Tecnologia e sostenibilità a supporto della filiera
Un tassello fondamentale sarà l’adozione di strumenti digitali e innovativi: sistemi di supporto alle decisioni (DSS), sensori in campo e tecniche di agricoltura di precisione permettono di monitorare in tempo reale lo stato delle colture, ottimizzare l’irrigazione, ridurre gli input chimici e massimizzare l’efficienza. Solo così i principi della rigenerazione possono tradursi in risultati concreti e misurabili, a beneficio degli agricoltori, dell’ambiente e dei consumatori.
L’agricoltura rigenerativa non riguarda solo la dimensione ecologica: integra sostenibilità ambientale, sociale ed economica. Significa garantire suoli fertili e biodiversi, ma anche tutelare i lavoratori agricoli, rafforzare le comunità rurali e costruire filiere più eque, capaci di assicurare redditività a lungo termine. È quindi un modello olistico, che mette al centro la resilienza complessiva del sistema agroalimentare.
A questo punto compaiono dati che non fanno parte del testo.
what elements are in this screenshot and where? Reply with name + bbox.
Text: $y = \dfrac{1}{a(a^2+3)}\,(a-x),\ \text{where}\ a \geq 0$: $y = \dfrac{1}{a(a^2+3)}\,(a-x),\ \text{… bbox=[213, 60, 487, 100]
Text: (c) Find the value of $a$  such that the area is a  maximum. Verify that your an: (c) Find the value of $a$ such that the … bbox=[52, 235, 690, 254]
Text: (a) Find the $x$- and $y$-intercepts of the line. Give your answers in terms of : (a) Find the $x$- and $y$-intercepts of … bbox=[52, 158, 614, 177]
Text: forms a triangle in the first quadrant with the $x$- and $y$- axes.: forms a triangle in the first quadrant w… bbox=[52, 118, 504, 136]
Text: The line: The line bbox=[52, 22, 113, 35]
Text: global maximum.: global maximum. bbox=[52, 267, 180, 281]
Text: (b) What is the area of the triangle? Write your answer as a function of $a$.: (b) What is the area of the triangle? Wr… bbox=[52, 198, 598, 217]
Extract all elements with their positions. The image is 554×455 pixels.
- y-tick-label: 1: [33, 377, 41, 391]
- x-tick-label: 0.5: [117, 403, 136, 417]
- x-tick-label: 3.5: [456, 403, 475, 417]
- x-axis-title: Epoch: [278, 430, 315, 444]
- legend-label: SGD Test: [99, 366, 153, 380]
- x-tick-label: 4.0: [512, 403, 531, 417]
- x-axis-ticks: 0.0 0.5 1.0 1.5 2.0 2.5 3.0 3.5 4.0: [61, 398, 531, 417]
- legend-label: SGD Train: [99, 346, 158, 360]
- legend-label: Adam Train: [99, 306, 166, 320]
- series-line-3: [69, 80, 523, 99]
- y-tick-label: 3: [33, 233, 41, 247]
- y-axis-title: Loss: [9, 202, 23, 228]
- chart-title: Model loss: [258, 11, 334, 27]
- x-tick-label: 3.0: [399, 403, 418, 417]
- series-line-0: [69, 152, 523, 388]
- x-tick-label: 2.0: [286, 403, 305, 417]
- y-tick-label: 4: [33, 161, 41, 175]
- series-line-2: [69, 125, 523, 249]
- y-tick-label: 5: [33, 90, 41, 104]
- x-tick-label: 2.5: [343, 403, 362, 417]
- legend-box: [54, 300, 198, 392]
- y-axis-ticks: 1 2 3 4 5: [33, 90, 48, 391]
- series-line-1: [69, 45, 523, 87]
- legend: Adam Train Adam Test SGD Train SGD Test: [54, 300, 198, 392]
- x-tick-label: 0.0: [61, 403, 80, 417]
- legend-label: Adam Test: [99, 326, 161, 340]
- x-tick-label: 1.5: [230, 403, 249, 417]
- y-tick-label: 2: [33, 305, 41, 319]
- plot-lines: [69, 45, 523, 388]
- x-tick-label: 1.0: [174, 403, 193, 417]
Opportunità e sfide per l’ortofrutta
I segnali dal mercato sono chiari: grandi catene distributive e imprese agroalimentari stanno puntando sempre più su prodotti certificati come rigenerativi, pronti a proporli come naturale evoluzione del biologico. Per la filiera ortofrutticola italiana si apre un’opportunità concreta di differenziazione e valorizzazione, rafforzando l’immagine del Paese come leader di qualità e innovazione sostenibile.
La transizione non è però priva di sfide: servono investimenti, formazione tecnica e accompagnamento degli agricoltori, oltre a politiche pubbliche e strumenti privati di sostegno. Non basta adottare una singola pratica: è necessario ripensare i sistemi produttivi in chiave sistemica e integrare competenze agronomiche, digitali e gestionali.

Certificazione e credibilità
In questo scenario, il ruolo degli organismi di certificazione diventa centrale. CCPB è già in prima linea: partecipa attivamente al gruppo di lavoro UNI sull’agricoltura rigenerativa e sta sviluppando strumenti di valutazione e certificazione dedicati. «Il nostro obiettivo – conclude Albertini – è dare visibilità e valore all’ortofrutta italiana da agricoltura rigenerativa, permettendo ai produttori di distinguersi e ai consumatori di riconoscere e premiare scelte agricole che guardano davvero al futuro».
Rigenerare il suolo significa rigenerare fiducia, valore e competitività. L’Italia, con le sue eccellenze ortofrutticole, ha tutte le carte in regola per diventare un punto di riferimento internazionale in questo nuovo percorso.